“No,” she said, “I won’t go outside. I won’t sit down. I’ll just stand here, thank you.” She leaned against the wall, tapping with her foot, pulling up her gloves and trying to smile. But deep inside her a little girl threw her pinafore over her head and sobbed. Why had he spoiled it all?
“I say, you know,” said the fat man, “you mustn’t take me seriously, little lady.”
“As if I should!” said Leila, tossing her small dark head and sucking her underlip....
Again the couples paraded. The swing doors opened and shut. Now new music was given out by the bandmaster. But Leila didn’t want to dance any more. She wanted to be home, or sitting on the veranda listening to those baby owls. When she looked through the dark windows at the stars, they had long beams like wings....

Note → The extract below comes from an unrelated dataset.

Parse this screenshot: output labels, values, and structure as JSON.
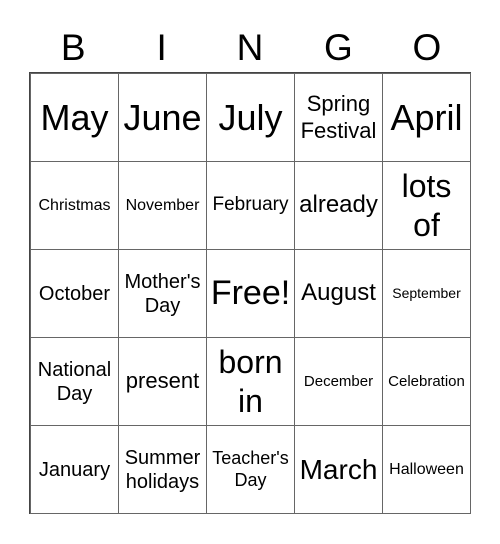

But presently a soft, melting, ravishing tune began, and a young man with curly hair bowed before her. She would have to dance, out of politeness, until she could find Meg. Very stiffly she walked into the middle; very haughtily she put her hand on his sleeve. But in one minute, in one turn, her feet glided, glided. The lights, the azaleas, the dresses, the pink faces, the velvet chairs, all became one beautiful flying wheel. And when her next partner bumped her into the fat man and he said, “Pardon,” she smiled at him more radiantly than ever. She didn’t even recognize him again.
The Singing Lesson
With despair—cold, sharp despair—buried deep in her heart like a wicked knife, Miss Meadows, in cap and gown and carrying a little baton, trod the cold corridors that led to the music hall. Girls of all ages, rosy from the air, and bubbling over with that gleeful excitement that comes from running to school on a fine autumn morning, hurried, skipped, fluttered by; from the hollow class-rooms came a quick drumming of voices; a bell rang; a voice like a bird cried, “Muriel.” And then there came from the staircase a tremendous knock-knock-knocking. Some one had dropped her dumbbells.
The Science Mistress stopped Miss Meadows.
“Good mor-ning,” she cried, in her sweet, affected drawl. “Isn’t it cold? It might be win-ter.”
Miss Meadows, hugging the knife, stared in hatred at the Science Mistress. Everything about her was sweet, pale, like honey. You would not have been surprised to see a bee caught in the tangles of that yellow hair.